The Tigers were on their heels defensively and looked like they were in trouble.
“That’s the thing about this team that’s different than a lot of the ones I’ve been around,” said Trooper Taylor, Auburn’s assistant head coach and receivers coach. “When things go wrong or we start giving up some plays, you don’t get any of this, ‘Oh man, here we go again.’
“Instead, you have the offensive guys coming up to the defensive guys and vice versa and they’re telling each other, ‘I’ve got your back, or I’m going to make this play, or we’re going to get this stop.’ That’s the way it is with this team.
“We are truly one.”
The Tigers (7-0, 4-0) have also been the truth in the fourth quarter.

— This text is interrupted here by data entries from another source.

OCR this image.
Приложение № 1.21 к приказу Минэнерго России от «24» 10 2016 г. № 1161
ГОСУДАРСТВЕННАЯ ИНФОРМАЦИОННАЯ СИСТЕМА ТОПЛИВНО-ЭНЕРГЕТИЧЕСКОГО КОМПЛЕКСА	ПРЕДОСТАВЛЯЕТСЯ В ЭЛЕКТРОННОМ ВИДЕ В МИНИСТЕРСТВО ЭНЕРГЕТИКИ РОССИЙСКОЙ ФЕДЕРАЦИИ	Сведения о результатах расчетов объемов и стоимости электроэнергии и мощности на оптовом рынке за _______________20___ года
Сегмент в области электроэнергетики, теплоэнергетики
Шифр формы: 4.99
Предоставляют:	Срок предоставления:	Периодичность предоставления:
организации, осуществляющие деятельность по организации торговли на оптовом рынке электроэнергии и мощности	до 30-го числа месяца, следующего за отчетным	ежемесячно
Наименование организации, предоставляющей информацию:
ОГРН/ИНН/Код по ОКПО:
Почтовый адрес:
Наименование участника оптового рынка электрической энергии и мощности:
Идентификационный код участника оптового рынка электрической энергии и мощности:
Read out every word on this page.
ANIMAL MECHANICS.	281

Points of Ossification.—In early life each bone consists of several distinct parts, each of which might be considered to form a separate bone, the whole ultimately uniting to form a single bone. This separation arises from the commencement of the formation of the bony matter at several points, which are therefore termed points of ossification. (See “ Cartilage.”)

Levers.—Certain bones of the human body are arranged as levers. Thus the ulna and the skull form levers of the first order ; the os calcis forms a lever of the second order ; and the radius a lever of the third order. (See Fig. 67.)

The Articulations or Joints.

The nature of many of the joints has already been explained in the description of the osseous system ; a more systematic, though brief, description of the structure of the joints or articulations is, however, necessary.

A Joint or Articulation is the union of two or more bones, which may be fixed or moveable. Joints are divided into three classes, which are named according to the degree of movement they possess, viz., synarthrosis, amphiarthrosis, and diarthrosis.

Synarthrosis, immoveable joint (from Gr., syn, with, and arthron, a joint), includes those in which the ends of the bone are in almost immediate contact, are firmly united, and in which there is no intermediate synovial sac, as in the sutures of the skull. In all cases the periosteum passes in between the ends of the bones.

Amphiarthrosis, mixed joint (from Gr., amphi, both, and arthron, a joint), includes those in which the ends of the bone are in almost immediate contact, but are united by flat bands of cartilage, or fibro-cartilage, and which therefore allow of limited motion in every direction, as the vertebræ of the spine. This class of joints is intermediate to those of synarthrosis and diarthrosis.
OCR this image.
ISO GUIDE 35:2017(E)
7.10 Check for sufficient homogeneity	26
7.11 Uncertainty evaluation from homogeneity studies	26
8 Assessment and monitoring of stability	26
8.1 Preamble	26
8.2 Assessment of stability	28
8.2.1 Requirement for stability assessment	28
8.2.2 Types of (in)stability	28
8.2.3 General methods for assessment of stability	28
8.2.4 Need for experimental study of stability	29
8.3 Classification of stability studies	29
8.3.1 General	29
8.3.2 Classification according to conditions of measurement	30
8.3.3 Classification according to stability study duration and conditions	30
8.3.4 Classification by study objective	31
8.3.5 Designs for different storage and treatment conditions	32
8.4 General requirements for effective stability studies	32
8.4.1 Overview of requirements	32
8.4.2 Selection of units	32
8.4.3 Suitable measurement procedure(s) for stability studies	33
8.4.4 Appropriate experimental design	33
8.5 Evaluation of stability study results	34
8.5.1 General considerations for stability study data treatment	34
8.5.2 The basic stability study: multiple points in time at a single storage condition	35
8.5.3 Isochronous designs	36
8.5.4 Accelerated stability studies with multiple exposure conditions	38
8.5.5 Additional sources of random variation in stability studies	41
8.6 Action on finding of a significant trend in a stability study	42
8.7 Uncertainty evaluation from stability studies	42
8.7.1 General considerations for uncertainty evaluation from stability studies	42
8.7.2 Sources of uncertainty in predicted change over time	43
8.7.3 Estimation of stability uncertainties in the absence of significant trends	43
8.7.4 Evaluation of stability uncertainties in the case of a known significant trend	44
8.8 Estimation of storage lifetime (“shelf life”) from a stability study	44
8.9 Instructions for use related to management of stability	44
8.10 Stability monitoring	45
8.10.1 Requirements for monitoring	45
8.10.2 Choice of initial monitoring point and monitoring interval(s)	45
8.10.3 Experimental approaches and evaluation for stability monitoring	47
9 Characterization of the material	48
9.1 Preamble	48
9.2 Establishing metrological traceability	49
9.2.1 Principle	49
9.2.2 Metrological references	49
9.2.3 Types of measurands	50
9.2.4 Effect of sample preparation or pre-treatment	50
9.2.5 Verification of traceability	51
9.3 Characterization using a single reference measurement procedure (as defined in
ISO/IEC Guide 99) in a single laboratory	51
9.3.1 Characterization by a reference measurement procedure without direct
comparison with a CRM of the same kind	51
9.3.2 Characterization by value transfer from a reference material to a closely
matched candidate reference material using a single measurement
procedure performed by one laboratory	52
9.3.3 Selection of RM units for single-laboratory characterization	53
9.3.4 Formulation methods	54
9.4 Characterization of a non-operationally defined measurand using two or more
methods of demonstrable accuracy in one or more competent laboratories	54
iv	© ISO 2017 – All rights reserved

They’ve outscored their opponents this season 69-21 after the third quarter, which includes the overtime period against South Carolina.
And in their last two games against nationally ranked foes -- the other one being South Carolina -- they’ve forced seven turnovers in the fourth quarter.
“Our football team is resilient. Our defense is resilient,” Chizik said. “We know we didn’t play well all night, and there are probably numerous reasons why. We will see that tomorrow on film. But when it was the fourth quarter and we had to make plays, and when we had to get turnovers, we got three.”
That’s not a bad trait to have, even when you do give up 566 yards of total offense.
And having Newton at quarterback is the quintessential equalizer.
“We play as a team, and we play all four quarters,” Newton said. “There’s nobody pointing fingers on this team, and there’s no selfishness on this team. Whatever it takes to win, we’re going to do.”
Until somebody figures out a way to stop Newton, the Tigers are probably going to keep on winning.
Arkansas defensive end Jake Bequette summed it up best Saturday.
“You’ve got to give that guy a lot of credit,” Bequette said. “He’s a great player.
"He’s going to do that to a lot of people.”